RESPONDING TO DRAMA
Complete the following statements to consolidate your knowledge on Drama. Use the words in
the box (You must look up in the dictionary the ones you are not familiar with). Words may be
used more than once. The first letter for each word is provided in the blank.
     DRAMATISTS – CHARACTERS – PLAYWRIGHT- THEATRE – WORDS –
   AUDIENCE – STAGE – EFFECTS -LITERARY DEVICES – ACTORS – PROPS –
  DIALOGUE – DESCRIPTION – DIRECTORS – WORDS -INTERPRETATION –
    SCENE(S) – REFERENCES – STAGE DIRECTIONS – ACTIONS – ITALICS –
  SCRIPT- PURPOSE – BRACKETS – FEATURES – PACE – TENSION – LOOK –
         MOOD – HOW – SAY – VOLUME - THINKING OR FEELING
   1. Plays are intended for performance on stage in front of an audience. This means that we
      read plays differently from the way we read poems and prose fiction. Plays have their own
      distinctive appearance when set out on the page on the book. Because plays are written
      for performance, it is important that you practise reading the lines spoken by characters.
   2. Writers of plays are referred to as dramatists. Another commonly used term is playwright.
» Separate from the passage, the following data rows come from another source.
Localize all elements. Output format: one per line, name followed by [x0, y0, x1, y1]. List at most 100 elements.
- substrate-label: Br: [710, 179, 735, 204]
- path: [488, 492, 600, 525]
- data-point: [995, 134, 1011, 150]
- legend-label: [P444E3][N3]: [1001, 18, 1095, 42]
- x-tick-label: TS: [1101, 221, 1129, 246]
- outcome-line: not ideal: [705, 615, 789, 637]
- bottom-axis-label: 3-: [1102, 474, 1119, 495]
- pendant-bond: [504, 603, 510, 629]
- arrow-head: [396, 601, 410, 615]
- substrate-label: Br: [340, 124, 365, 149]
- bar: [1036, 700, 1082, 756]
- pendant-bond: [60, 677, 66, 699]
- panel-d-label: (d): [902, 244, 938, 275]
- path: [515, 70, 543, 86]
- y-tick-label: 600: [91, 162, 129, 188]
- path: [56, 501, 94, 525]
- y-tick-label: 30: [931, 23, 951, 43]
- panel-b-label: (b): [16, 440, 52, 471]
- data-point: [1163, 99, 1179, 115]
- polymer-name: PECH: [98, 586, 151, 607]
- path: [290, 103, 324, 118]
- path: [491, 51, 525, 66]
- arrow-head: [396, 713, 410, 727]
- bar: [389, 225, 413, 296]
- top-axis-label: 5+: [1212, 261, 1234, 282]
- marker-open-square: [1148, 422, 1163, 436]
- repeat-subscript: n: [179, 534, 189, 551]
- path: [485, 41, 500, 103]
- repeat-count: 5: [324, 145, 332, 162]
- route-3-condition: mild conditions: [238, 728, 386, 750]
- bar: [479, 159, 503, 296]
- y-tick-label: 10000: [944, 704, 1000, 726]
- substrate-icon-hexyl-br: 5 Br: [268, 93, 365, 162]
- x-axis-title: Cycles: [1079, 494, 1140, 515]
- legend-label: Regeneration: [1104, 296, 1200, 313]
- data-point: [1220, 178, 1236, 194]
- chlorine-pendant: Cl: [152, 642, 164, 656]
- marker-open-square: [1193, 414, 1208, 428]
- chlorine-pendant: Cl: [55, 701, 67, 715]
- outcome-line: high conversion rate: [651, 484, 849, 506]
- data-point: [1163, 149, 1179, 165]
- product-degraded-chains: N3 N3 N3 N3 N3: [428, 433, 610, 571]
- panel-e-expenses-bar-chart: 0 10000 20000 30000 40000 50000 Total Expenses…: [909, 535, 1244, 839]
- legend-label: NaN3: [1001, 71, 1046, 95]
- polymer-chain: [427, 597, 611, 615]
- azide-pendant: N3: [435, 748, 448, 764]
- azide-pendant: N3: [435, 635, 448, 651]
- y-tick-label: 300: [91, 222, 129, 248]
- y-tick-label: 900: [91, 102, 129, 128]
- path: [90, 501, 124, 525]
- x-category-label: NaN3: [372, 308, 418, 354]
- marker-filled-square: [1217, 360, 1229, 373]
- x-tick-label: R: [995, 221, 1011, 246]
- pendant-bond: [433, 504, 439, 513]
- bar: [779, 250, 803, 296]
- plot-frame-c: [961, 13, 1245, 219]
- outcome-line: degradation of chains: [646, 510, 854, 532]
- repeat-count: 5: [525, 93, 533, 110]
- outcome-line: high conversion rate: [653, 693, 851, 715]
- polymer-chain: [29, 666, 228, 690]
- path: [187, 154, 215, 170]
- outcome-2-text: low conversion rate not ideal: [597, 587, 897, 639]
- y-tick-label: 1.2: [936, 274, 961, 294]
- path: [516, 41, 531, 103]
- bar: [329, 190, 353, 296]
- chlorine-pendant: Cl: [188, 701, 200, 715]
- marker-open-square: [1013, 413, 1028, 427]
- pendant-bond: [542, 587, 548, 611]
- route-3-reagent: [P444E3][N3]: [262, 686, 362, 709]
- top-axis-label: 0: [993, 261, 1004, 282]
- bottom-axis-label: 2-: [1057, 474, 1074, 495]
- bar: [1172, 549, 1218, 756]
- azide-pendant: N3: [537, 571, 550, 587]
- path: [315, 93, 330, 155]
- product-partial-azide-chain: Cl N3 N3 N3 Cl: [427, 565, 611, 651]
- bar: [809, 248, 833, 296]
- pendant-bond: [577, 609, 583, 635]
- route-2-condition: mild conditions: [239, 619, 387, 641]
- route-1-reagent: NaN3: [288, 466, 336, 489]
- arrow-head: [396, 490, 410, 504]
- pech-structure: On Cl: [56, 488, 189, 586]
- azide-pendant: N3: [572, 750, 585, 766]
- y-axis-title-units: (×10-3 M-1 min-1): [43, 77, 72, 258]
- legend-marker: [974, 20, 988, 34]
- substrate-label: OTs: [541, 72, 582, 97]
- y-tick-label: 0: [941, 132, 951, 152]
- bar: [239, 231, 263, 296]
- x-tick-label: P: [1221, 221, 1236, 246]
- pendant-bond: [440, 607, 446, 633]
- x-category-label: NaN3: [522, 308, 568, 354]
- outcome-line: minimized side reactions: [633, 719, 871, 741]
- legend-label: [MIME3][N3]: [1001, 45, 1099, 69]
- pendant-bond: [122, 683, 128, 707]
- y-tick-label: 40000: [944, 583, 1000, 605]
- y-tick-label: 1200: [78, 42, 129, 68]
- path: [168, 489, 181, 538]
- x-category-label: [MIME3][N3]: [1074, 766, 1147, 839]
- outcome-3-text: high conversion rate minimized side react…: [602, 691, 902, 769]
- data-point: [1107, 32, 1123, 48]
   3. Plays are intended as shared experiences in a theatre whereas novels are for personal
      reading. Plays might last two hours or more while a long novel can take days to read.
   4. In the theatre, the words on the page are brought to life. A large number of people have a
      role in creating this theatrical experience for the audience.
      Actors and directors will bring their own interpretation of how the dialogue on the page
      should sound in performance. Decisions will be made about how the scenes of the play
      should appear on stage: lightning, sound, music and props contribute to the overall
      performance. (Props is the short term for “properties”, that is, items used in plays, such as
      the bloody dagger in Macbeth).
   5. Some of the key areas for study you will consider are the ways in which descriptions do
      the following: begin plays, present characters, explore themes, and create settings and
      mood, use language, use structure. You need to show that you can evaluate the choices
      dramatists make and the effects they create.
   6. Characters in drama will use metaphors and other forms of speech. Your job is not merely
      to identify or describe literally devices used by writers. Analysis is a higher order skill than
      mere description: you have to consider the effect of words chosen by the writers.
   7. In critical response to drama, you need to: support your points by detailed references to
      the play; analyse closely the effects of particular words; analyse closely the effects of
      particular actions.
   8. Stage directions provide information to directors, actors and others involved in bringing
       the script to life on the stage. The stage directions appear in italics and are given within
       brackets. It is one of the distinctive features of Drama texts.
   9. The purpose of stage directions is to create a picture of what a script might look like on
       stage, to give information about the following: volume of the characters’ voice; what the
       characters look like; how the characters behave; how words should be spoken to create a
       mood for the scene; lightning and appearance of the set.
   10. In plays, writers present characters largely through what they say and also from what
       other characters say about them. Prose fiction writers have greater flexibility, as they can
       show readers what characters are thinking or feeling.
   11. Dramatic conflict between characters can be found at the heart of the play. Such conflicts
       help create tension and make a scene particularly dramatic.
   12. Pace refer to how fast or slowly you read a particular line. It is worth spending some time
       deciding how lines might be read, to identify the character’s feelings, their motivation for
       acting or behaving as they do.
       Quick recap: Responding to characters, themes, structure and language
       As you study characters and themes in plays, consider the following questions:
ASPECTS OF CHARACTERIZATION
   ●   What do stage directions reveal about the characters´ appearance and personal qualities?
   ●   What impression do you form of the character from what they say and how they speak
       and behave?
   ●   In what ways does the character contrast with other characters?
   ●   Is there a conflict between the character and other characters?
   ●   Is there a conflict within the character?
ASPECTS OF THEME
   ●   What do characters have to say about the issues of life?
ASPECTS OF STRUCTURE
   ●   How effective is the opening of the play?
   ●   How is the content within scenes organized for maximum dramatic impact?
   ●   How does a particular extract fit into the wider context of the whole play?
   ●   How are long speeches structured for dramatic impact?
ASPECTS OF LANGUAGE -consider carefully:
   ●   Emphasis on particular words
   ●   The changing tone of voice of characters
   ●   the pace of delivering the lines
   ●   Use of dramatic pauses
   ●   Use of dialogue to create tension or build suspense
   ●   Use of literary devices such as metaphors, onomatopoeia, rhetorical questions, imagery,
       hyperbole, repeated phrases, pun on words, etc.